The rules of the 'Ndrangheta do not consider the possibility of female elements becoming members. Nevertheless, if a woman demonstrates certain abilities she can become associated with the title of sorella d'omertà, ("sister of omertà," the code of silence). However, swearing loyalty to the organization as is required for men, is not mandatory. This honour is limited to wives, daughters, sisters, girlfriends or someone related to male 'Ndrangheta members.

Despite Maria's prominent position she suffered violence from her husband, which was considered unimportant within this milieu: "I saw my father beat my mother," her daughter testified. "Even when she was nine months pregnant, he hit her with a broom and broke two ribs." The 'Ndrangheta is ruled by male prejudice, and women are considered the property of the men.
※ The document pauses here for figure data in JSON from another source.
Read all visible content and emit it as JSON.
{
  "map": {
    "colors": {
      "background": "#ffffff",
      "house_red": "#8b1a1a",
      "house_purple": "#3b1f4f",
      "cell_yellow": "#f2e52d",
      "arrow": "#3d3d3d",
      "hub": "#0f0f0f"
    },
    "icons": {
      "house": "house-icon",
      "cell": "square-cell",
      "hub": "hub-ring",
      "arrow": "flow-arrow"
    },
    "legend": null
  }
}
Maria also could not prevent her daughter Rita from being sexually harassed by her brothers and raped by her father from the ages of nine to nineteen, when she became pregnant.
Despite the hardships and her ruthless rule over the clan, she remained a mother in her own way. When she learned that one daughter became addicted to heroin, she undertook a pilgrimage to the Sanctuary of Our Lady of Polsi in Calabria, where she pledged to stop dealing heroin and only sell hashish, in the hope that her daughter would overcome her addiction.